I can't review it here yet, because I am still too excited to have actually read the words that it contains. I shall wait awhile until I calm down and digest it. I think this particular tome, thin though it is, may even cause indigestion. It is, Nazareth or social chaos, by Vincent McNabb OP. Vincent McNabb OP is eulogized by many as being one of the most pioneering Distributivist thinkers of his time. He is also quite often recounted as a difficult character, difficult to live with and tempestuous. I think this is the case with many holy people. I cannot wait to enter a little of his world and he his way of looking, understanding and seeing the world that surrounded him. I'll let you know what I find. Books are dangerous things, you never know where you might end up. In the meantime, Godzdogz published, in April 2010, a celebration of Vincent McNabb OP's life in their series on priesthood, and it is worth a look.

1 comment:

Cloister said...

I read this quite quickly in the end. McNabb is a dreamer and an idealist. His prose is so passionate it can move you to laughter and to tears. He takes no prisoners. He is sharp and critical of the status quo. However, his distributionist dream to relocate the masses to the countryside is not sensible or practical - it is the product of the idolization of the simple life by the middle classes.

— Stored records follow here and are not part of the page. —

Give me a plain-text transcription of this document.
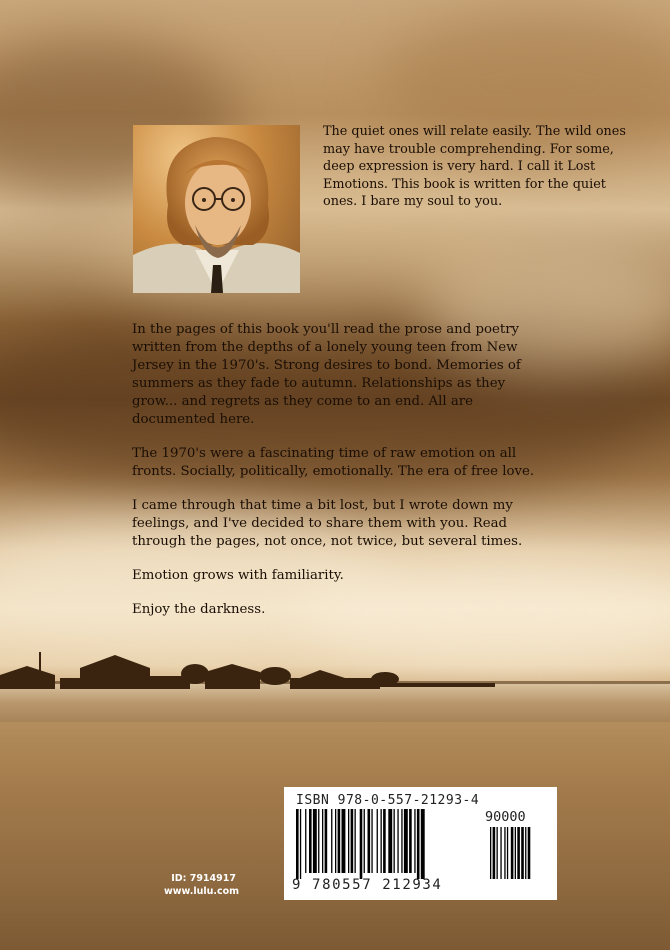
The quiet ones will relate easily. The wild ones may have trouble comprehending. For some, deep expression is very hard. I call it Lost Emotions. This book is written for the quiet ones. I bare my soul to you.

In the pages of this book you'll read the prose and poetry written from the depths of a lonely young teen from New Jersey in the 1970's. Strong desires to bond. Memories of summers as they fade to autumn. Relationships as they grow... and regrets as they come to an end. All are documented here.

The 1970's were a fascinating time of raw emotion on all fronts. Socially, politically, emotionally. The era of free love.

I came through that time a bit lost, but I wrote down my feelings, and I've decided to share them with you. Read through the pages, not once, not twice, but several times.

Emotion grows with familiarity.

Enjoy the darkness.

ID: 7914917
www.lulu.com
ISBN 978-0-557-21293-4
90000
9 780557 212934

You have to be rich to live a simple life on the land, or at least, rich by the standards of those that work for the minimum wage serving in the city. This has always been the case. At the time when McNabb was writing, I would have thought that it was almost impossible to secure a living wage from life in the country without vast subsidies being paid by someone. The poor have always made their living by making that which the rich no longer have time to make for themselves, to argue that everyone should wattle out their own broomstick, rather than allow a skilled an imaginative entrepreneur to develop a machine that can make 10 broomsticks more effectively and cheaply, strikes me as a foolish notion. And, I say that as someone who has serious misgivings about capitalism and the place of the market. Still, I love his faith and his passion, his simplicity and his unwillingness to stand by while others took advantage of those most in need.